To cut a long story short, unbeknownst to mom, dad took four times the recommended dose of the benzos; fallaciously thinking that more pills equals better, longer sleep. And he did fall asleep the following morning, but rather sadly, in the bathtub, where he was found. Subsequently mom managed to lug him out of the bathtub and on to the bed. Dad then continued to sleep over the next several hours.
“What were you doing in the bathtub? Did you fall asleep?”
I asked dad when he came out of his slumber a bit.

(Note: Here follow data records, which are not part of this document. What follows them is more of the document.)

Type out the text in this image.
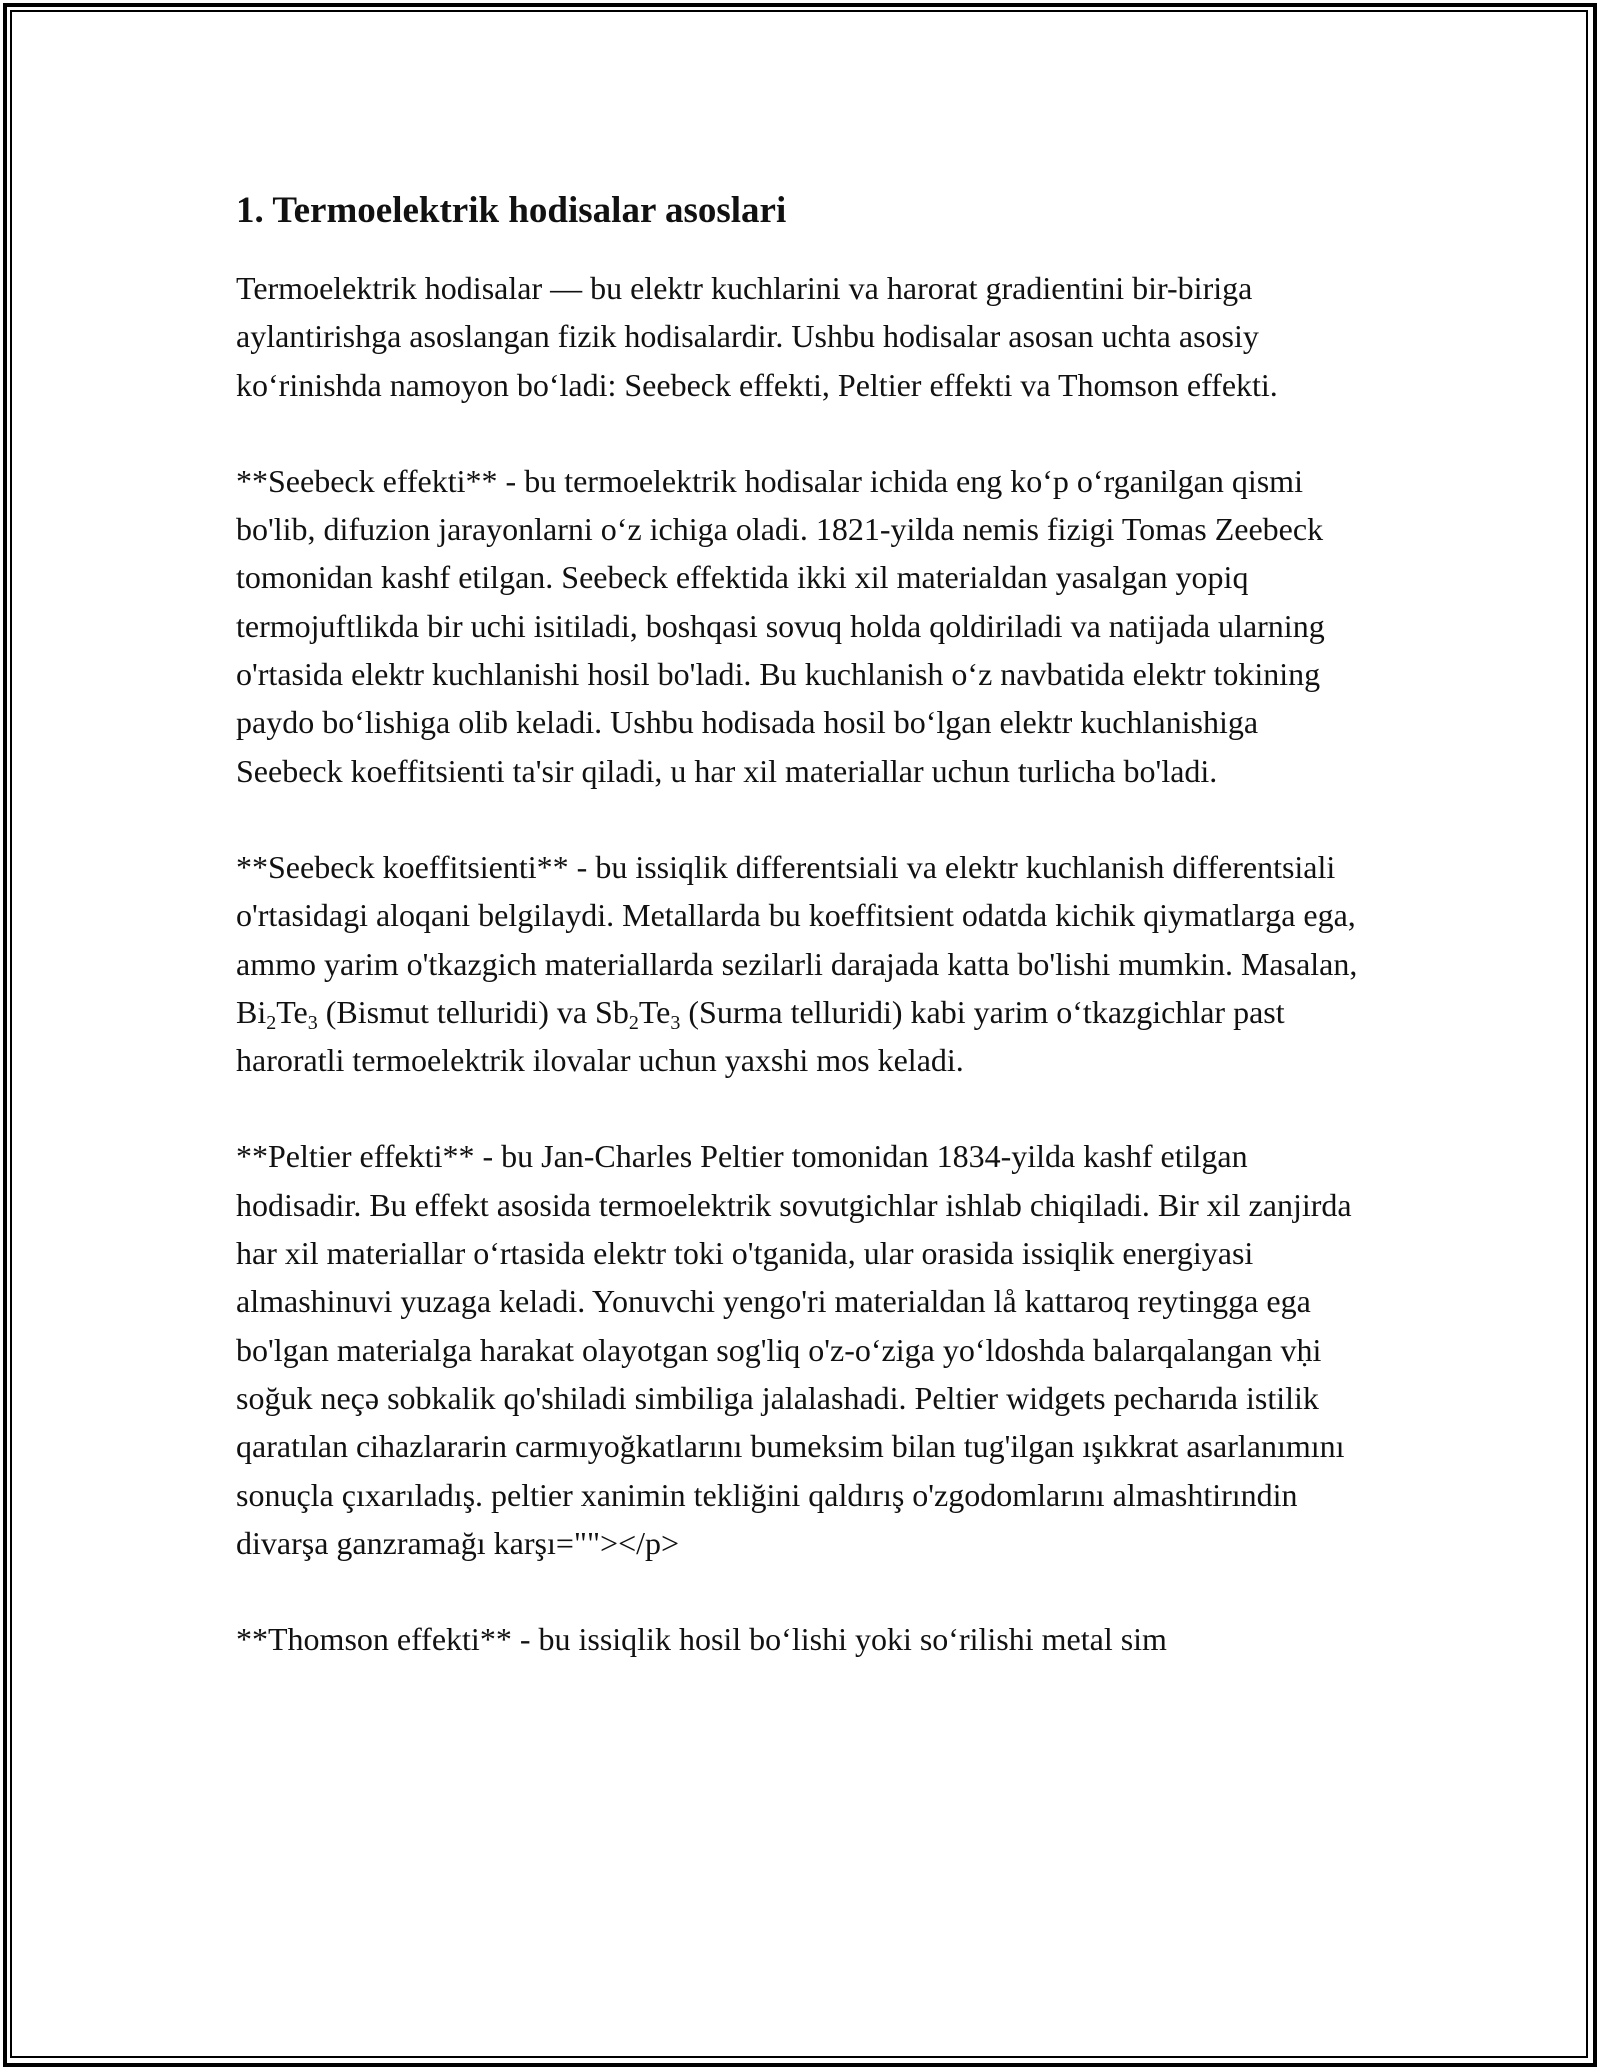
1. Termoelektrik hodisalar asoslari

Termoelektrik hodisalar — bu elektr kuchlarini va harorat gradientini bir-biriga aylantirishga asoslangan fizik hodisalardir. Ushbu hodisalar asosan uchta asosiy koʻrinishda namoyon boʻladi: Seebeck effekti, Peltier effekti va Thomson effekti.

**Seebeck effekti** - bu termoelektrik hodisalar ichida eng koʻp oʻrganilgan qismi bo'lib, difuzion jarayonlarni oʻz ichiga oladi. 1821-yilda nemis fizigi Tomas Zeebeck tomonidan kashf etilgan. Seebeck effektida ikki xil materialdan yasalgan yopiq termojuftlikda bir uchi isitiladi, boshqasi sovuq holda qoldiriladi va natijada ularning o'rtasida elektr kuchlanishi hosil bo'ladi. Bu kuchlanish oʻz navbatida elektr tokining paydo boʻlishiga olib keladi. Ushbu hodisada hosil boʻlgan elektr kuchlanishiga Seebeck koeffitsienti ta'sir qiladi, u har xil materiallar uchun turlicha bo'ladi.

**Seebeck koeffitsienti** - bu issiqlik differentsiali va elektr kuchlanish differentsiali o'rtasidagi aloqani belgilaydi. Metallarda bu koeffitsient odatda kichik qiymatlarga ega, ammo yarim o'tkazgich materiallarda sezilarli darajada katta bo'lishi mumkin. Masalan, $Bi_2Te_3$ (Bismut telluridi) va $Sb_2Te_3$ (Surma telluridi) kabi yarim oʻtkazgichlar past haroratli termoelektrik ilovalar uchun yaxshi mos keladi.

**Peltier effekti** - bu Jan-Charles Peltier tomonidan 1834-yilda kashf etilgan hodisadir. Bu effekt asosida termoelektrik sovutgichlar ishlab chiqiladi. Bir xil zanjirda har xil materiallar oʻrtasida elektr toki o'tganida, ular orasida issiqlik energiyasi almashinuvi yuzaga keladi. Yonuvchi yengo'ri materialdan lå kattaroq reytingga ega bo'lgan materialga harakat olayotgan sog'liq o'z-oʻziga yoʻldoshda balarqalangan vḥi soğuk neçə sobkalik qo'shiladi simbiliga jalalashadi. Peltier widgets pecharıda istilik qaratılan cihazlararin carmıyoğkatlarını bumeksim bilan tug'ilgan ışıkkrat asarlanımını sonuçla çıxarıladış. peltier xanimin tekliğini qaldırış o'zgodomlarını almashtirındin divarşa ganzramağı karşı=""></p>

**Thomson effekti** - bu issiqlik hosil boʻlishi yoki soʻrilishi metal sim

“Ummm. ahhh. errrrr”, he said.
He had completely forgotten what had happened.
We speculated that he had gone to the bathroom to pee, but the effect of the sleeping medication was too much for him to overcome.
Dad remained quite lethargic and hardly moved the rest of the day, in spite of several attempts to wake him up and feed him. Luckily he hadn’t fallen in the bathroom, or at least we didn’t think he had. I didn’t find any cut, bruise or swelling on his scalp to suggest a head injury. Throughout the day and during his prolonged sleep he did soil himself frequently. After changing his clothes a few times, we decided to put him in a medium sized adult diaper. The last time I had changed diapers was for my second child when she was still a baby, almost eight years ago. A sleeping adult, completely uncooperative with diaper placement represents a much more difficult scenario – trust me on that. Putting a diaper on my elderly parent was something I had never thought I would be doing and, although it was an awkward moment, there was much learning in it too.
The following morning, dad was more awake and had reverted to inquiring about the small red tablets, blood tests, sugar, ummm, and so on.
Fortunately, he did not require any further diaper therapy.
Life for him, and for us, was back to normal.
Epilogue: The cursor on the computer screen blinks away oblivious to my struggle to collect more words that I can string together ‘on paper’ for dad. But Ed Sheeran’s poignant Give Me Love playing in the background helps generate some coherence so I can reach closure for this narrative.
Today I realised something important: I wanted to write about dad while he’s still around.
“But is he really still all there?” asks a voice within.
I don’t know the answer to that. And, it probably doesn’t matter. The ground reality is that I needed to write about dad, while he’s still around.
And the rest, as they say, is history.